原来的内保,刚刚改为保安没多久,保安队正想一展身手。一听说有人来大学闹事,这机会不就来了嘛?
张姓队长一声令下,带着七八个保安,浩浩荡荡地向餐厅杀去!
李管理员带着陈领进了办公室,却不再打电话了。他再次说道:
“这位兄弟,这都是误会,我真的不认识什么蔡宗一、蔡宗二。”
他哪是给蔡宗一打电话啊?他敢吗?蔡宗一来了,不管他们谁伤了谁,受伤的一方,能轻易放过他吗?
再说了,电话打了,不就等于承认他受蔡宗一指使,欺负童凌菲了吗?这个心眼,他还是有的!
正说着,保安队张队长带着手下的保安,气势汹汹地进了餐厅。
“谁闹事啊?”还没到管理员办公室,张队长就在外面大喊大叫。
紧接着,保安们就围住了李管理员的办公室。
陈领听到外面有人来了,从办公室走到门口,他站在台阶上,厉声问道:
“省政法委书记家,和明泉军区副司令员家闹矛盾,你能管得了吗?”
保安们听了,不由得一愣,大家面面相觑,不知道是不是自己听错了?
张队长愣了一下后,还是质问道:“是你闹事吧?”他冷笑着。
“你耳朵是不是聋啊?”陈领毫不客气。
新官上任三把火,张队长可不管这些,手一挥:“把他抓到保卫处!”
童凌菲赶忙从陈领身后挤过来,想要替陈领解围。
话音刚落,就听到后面一个浑厚的声音,说道:“胡闹!都躲开!”
一位大脑袋的男人走了过来,童凌菲赶忙迎上去,说道:“窦处长,这里没人闹事。”
原来,这位是保卫处的窦处长,他看到保安们气势汹汹地进了餐厅,便跟了过来。他也听到了陈领说的话。
窦处长摆了摆手,说道:“都散了、散了!”
处长下了命令,保安们哪敢不听吗?一个个纷纷回过头,四散而去。
这时,窦处长才开口问道:“这位同志,怎么称呼啊?”
童凌菲接过话头,回答道:“处长,这位是军区苏副司令的长子,苏大哥。”
窦处长心里一惊,这竟然真是副司令的儿子?不管是大军区还是省军区,哪个副司令的儿子,他都惹不起啊!
“苏先生,这到底是怎么回事啊?”窦处长脸上露出了笑容。
李管理员站在陈领身后,抢着说道:“窦处长,你看他把我打成什么样了。”说着,他一瘸一拐地走上前来。

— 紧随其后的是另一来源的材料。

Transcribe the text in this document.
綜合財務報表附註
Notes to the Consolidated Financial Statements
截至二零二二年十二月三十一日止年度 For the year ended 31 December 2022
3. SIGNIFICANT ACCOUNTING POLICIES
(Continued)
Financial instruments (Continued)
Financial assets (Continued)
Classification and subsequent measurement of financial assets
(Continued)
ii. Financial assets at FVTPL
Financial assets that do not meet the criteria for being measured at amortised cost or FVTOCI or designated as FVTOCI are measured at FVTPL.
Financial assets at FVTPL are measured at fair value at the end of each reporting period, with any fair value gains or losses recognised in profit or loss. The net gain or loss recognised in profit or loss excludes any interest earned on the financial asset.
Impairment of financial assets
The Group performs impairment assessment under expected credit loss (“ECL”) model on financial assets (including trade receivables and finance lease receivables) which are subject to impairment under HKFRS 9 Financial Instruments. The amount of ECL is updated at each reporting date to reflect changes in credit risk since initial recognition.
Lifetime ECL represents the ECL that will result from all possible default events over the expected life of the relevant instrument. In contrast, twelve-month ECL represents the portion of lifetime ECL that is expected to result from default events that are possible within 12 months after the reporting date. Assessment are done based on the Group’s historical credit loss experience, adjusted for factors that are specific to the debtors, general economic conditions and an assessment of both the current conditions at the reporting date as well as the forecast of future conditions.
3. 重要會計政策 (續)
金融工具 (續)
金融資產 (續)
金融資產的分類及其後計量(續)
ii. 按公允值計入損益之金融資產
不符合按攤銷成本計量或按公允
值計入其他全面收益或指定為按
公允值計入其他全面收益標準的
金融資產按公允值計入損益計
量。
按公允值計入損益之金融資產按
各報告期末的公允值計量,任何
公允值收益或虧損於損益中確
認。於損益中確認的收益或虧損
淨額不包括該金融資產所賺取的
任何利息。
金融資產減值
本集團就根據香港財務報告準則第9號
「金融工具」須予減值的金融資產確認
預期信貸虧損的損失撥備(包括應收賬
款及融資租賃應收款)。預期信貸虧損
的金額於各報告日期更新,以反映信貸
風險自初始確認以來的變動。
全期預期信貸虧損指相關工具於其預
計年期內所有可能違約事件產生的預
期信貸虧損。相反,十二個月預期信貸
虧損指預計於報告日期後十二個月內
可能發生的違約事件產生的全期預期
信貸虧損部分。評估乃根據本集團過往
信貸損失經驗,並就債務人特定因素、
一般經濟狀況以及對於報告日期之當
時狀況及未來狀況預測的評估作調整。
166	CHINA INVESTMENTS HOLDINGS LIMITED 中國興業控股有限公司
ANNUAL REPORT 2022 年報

陈领指着他的后背,说道:“打狗看主人,要不是看在窦处长的面子上,我现在就打死你!”
不知不觉中,陈领给了窦处长一个大面子。
“你少说话!”窦处长斥责李管理员。
食堂管理员只是科级干部,虽然不受窦处长的直接领导,但级别比窦处长,低了不少。
接着,窦处长对陈领说道:“苏先生,到我办公室喝杯茶,咱们聊聊怎么样?”他看着陈领的脸。
陈领点了点头:“好吧!”
他跟着窦处长走出一段距离后,回头对李管理员说道:“下午,我给童凌菲请个假,跟我出去一趟。”
随后,陈领便跟着窦处长,去了他的办公室。
和陌生的窦处长有什么好聊的呢?人家躲都来不及,谁愿意往麻烦堆里扎呢?
再看看童凌菲,一位大学老师,都被整得去干勤杂工了,老窦一个处长,又不傻。
这位副司令员的公子,突然如此高调地亮相,说不定,又会有一场高规格争斗。
还是离远点比较好,免得炸起石子被崩到。
喝了杯茶后,他和童凌菲一起出了门。
既然都已经来了,天还早,那就沿着东大路向北,继续找找门头房吧。
来的时候没有闲置的门头房,这一会儿,也不可能生出来。于是,他俩也没下车,快速地穿过这闹哄哄的商业区。
到了卖磁带的地方,年轻的店主上身穿着花褂,下身穿着喇叭裤,留着一头长发,打扮得跟香港人似的。
他弯下腰,按下了录音机的播放键,唱的还是《年轻的朋友来相会》。
唱就唱吧,谁知道,他这一唱就接着上回听到下回——
再过二十年我们重相会
伟大的祖国该有多么美
天也新地也新春光更明媚
城市乡村处处增光辉
啊亲爱的朋友们
创造的奇迹要靠谁
要靠我要靠你
要靠我们八十年代的新一辈
陈领苦笑着想,再过二十年,伟大的祖国该有多么美,这倒是真的!到那时,工资翻了好几倍,经济高速发展,祖国一片欣欣向荣。